Your intuition is correct about what Chebyshev inequality says. It's just a minor confusion in the algebra.
The RHS of the inequality on your last line, the $y$ contains $k$ as well. You cannot directly interpret/solve in that fashion (see the edit below for more details).
If you take the probability $P(v<y)$ as given, that is $P(v < k \sigma) = p$ with everything (e.g. the density and $\sigma$) known, then in principle one can directly solve for the value of $k$.
For example, if $X$ is normally distributed and given $P(v < k \sigma) = p = 0.800$, the equation is equivalent to $\Phi(k) = \frac{1+p}2 = 0.900 $ and the solution to is $k \approx 1.28155$.
However, this is often not easy and we bound the probability of interest $P(v < y)$ (which is an increasing function of $k$) by the $1 - \frac1{k^2}$ on the RHS (which is also an increasing function in $k$).

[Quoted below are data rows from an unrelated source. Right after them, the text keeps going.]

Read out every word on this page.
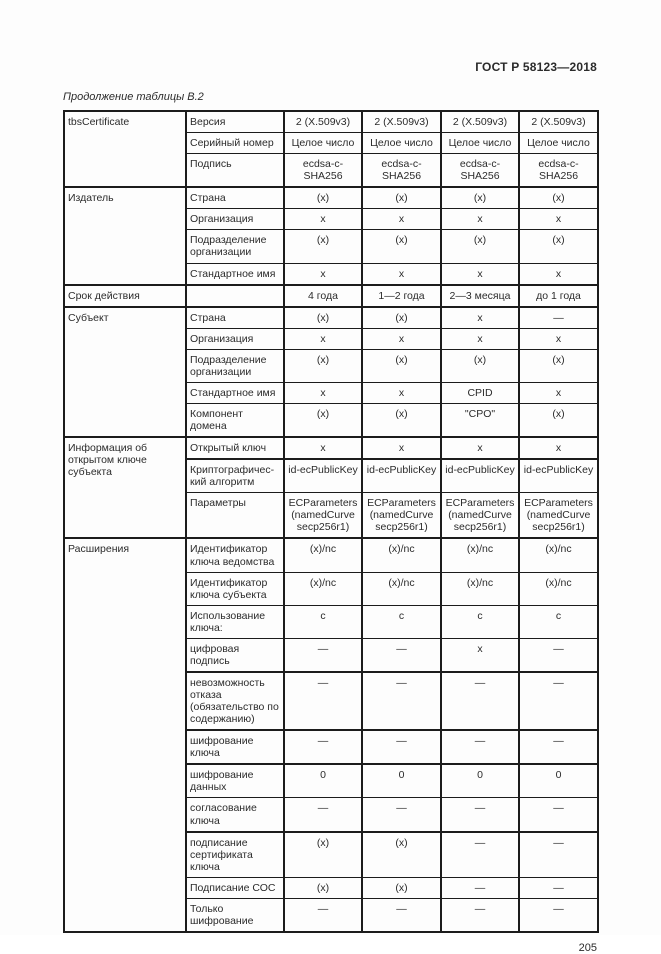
ГОСТ Р 58123—2018
Продолжение таблицы В.2
tbsCertificate	Версия	2 (X.509v3)	2 (X.509v3)	2 (X.509v3)	2 (X.509v3)
	Серийный номер	Целое число	Целое число	Целое число	Целое число
	Подпись	ecdsa-c-SHA256	ecdsa-c-SHA256	ecdsa-c-SHA256	ecdsa-c-SHA256
Издатель	Страна	(x)	(x)	(x)	(x)
	Организация	x	x	x	x
	Подразделение организации	(x)	(x)	(x)	(x)
	Стандартное имя	x	x	x	x
Срок действия		4 года	1—2 года	2—3 месяца	до 1 года
Субъект	Страна	(x)	(x)	x	—
	Организация	x	x	x	x
	Подразделение организации	(x)	(x)	(x)	(x)
	Стандартное имя	x	x	CPID	x
	Компонент домена	(x)	(x)	"CPO"	(x)
Информация об открытом ключе субъекта	Открытый ключ	x	x	x	x
	Криптографический алгоритм	id-ecPublicKey	id-ecPublicKey	id-ecPublicKey	id-ecPublicKey
	Параметры	ECParameters (namedCurve secp256r1)	ECParameters (namedCurve secp256r1)	ECParameters (namedCurve secp256r1)	ECParameters (namedCurve secp256r1)
Расширения	Идентификатор ключа ведомства	(x)/nc	(x)/nc	(x)/nc	(x)/nc
	Идентификатор ключа субъекта	(x)/nc	(x)/nc	(x)/nc	(x)/nc
	Использование ключа:	c	c	c	c
	цифровая подпись	—	—	x	—
	невозможность отказа (обязательство по содержанию)	—	—	—	—
	шифрование ключа	—	—	—	—
	шифрование данных	0	0	0	0
	согласование ключа	—	—	—	—
	подписание сертификата ключа	(x)	(x)	—	—
	Подписание СОС	(x)	(x)	—	—
	Только шифрование	—	—	—	—
205
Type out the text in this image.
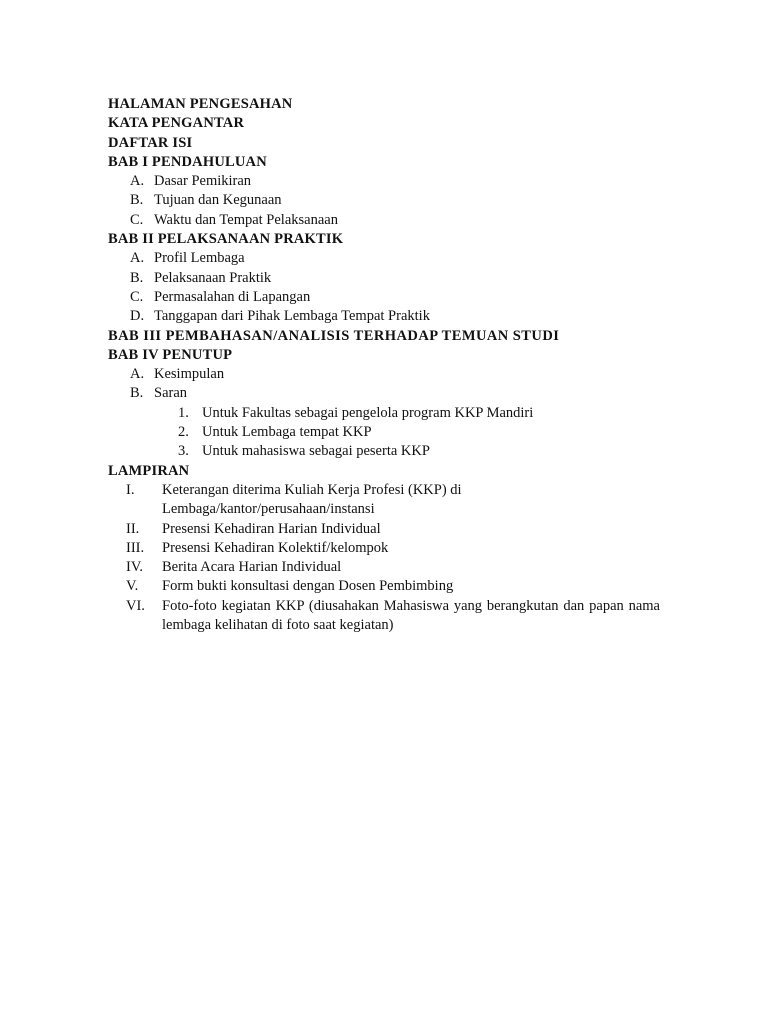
HALAMAN PENGESAHAN
KATA PENGANTAR
DAFTAR ISI
BAB I PENDAHULUAN
A. Dasar Pemikiran
B. Tujuan dan Kegunaan
C. Waktu dan Tempat Pelaksanaan
BAB II PELAKSANAAN PRAKTIK
A. Profil Lembaga
B. Pelaksanaan Praktik
C. Permasalahan di Lapangan
D. Tanggapan dari Pihak Lembaga Tempat Praktik
BAB III PEMBAHASAN/ANALISIS TERHADAP TEMUAN STUDI
BAB IV PENUTUP
A. Kesimpulan
B. Saran
1. Untuk Fakultas sebagai pengelola program KKP Mandiri
2. Untuk Lembaga tempat KKP
3. Untuk mahasiswa sebagai peserta KKP
LAMPIRAN
I.	Keterangan diterima Kuliah Kerja Profesi (KKP) di Lembaga/kantor/perusahaan/instansi
II.	Presensi Kehadiran Harian Individual
III.	Presensi Kehadiran Kolektif/kelompok
IV.	Berita Acara Harian Individual
V.	Form bukti konsultasi dengan Dosen Pembimbing
VI.	Foto-foto kegiatan KKP (diusahakan Mahasiswa yang berangkutan dan papan nama lembaga kelihatan di foto saat kegiatan)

Thus, the inequality to solve as per the question statement to capture at least 75% of the data becomes
$$ 1 - \frac1{k^2} \geq \frac{3}4 \qquad \textbf{so as to guarantee} \qquad Pr\bigg\{~ |X- \mu| < k\, \sigma ~\bigg\} \geq 1 - \frac1{k^2} \geq \frac{3}4 $$
and this gives the desired correct direction of the inequality for $k$.
----------- Below is esp. in response to the comment----------
The Chebychev inequality if written this way:
$$ Pr\bigg\{~ |X- \mu| < k\, \sigma ~\bigg\} \geq 1 -\frac{1}{k^2} \tag*{Eq.(1)}$$
then from the original question statement to capture at least 75% of the data, the correct inequality to solve is
$$ Pr\bigg\{~ |X- \mu| < k\, \sigma ~\bigg\} \geq \frac{3}4 \qquad \textbf{but NOT} \qquad \frac{3}4 \geq 1 -\frac{1}{k^2} \quad \text{(which gives $k \leq 2$)}$$
Similar goes with the complement statement not capturing at most 25% of the data applied directly to $P( v > y ) \leq 1/k^2$.
In conclusion, the counter-intuitive $k \leq \sqrt{1/(1-p)}$ stems from the deceivingly inviting direct application of the inequality. I hope this answers your question of "how this happened".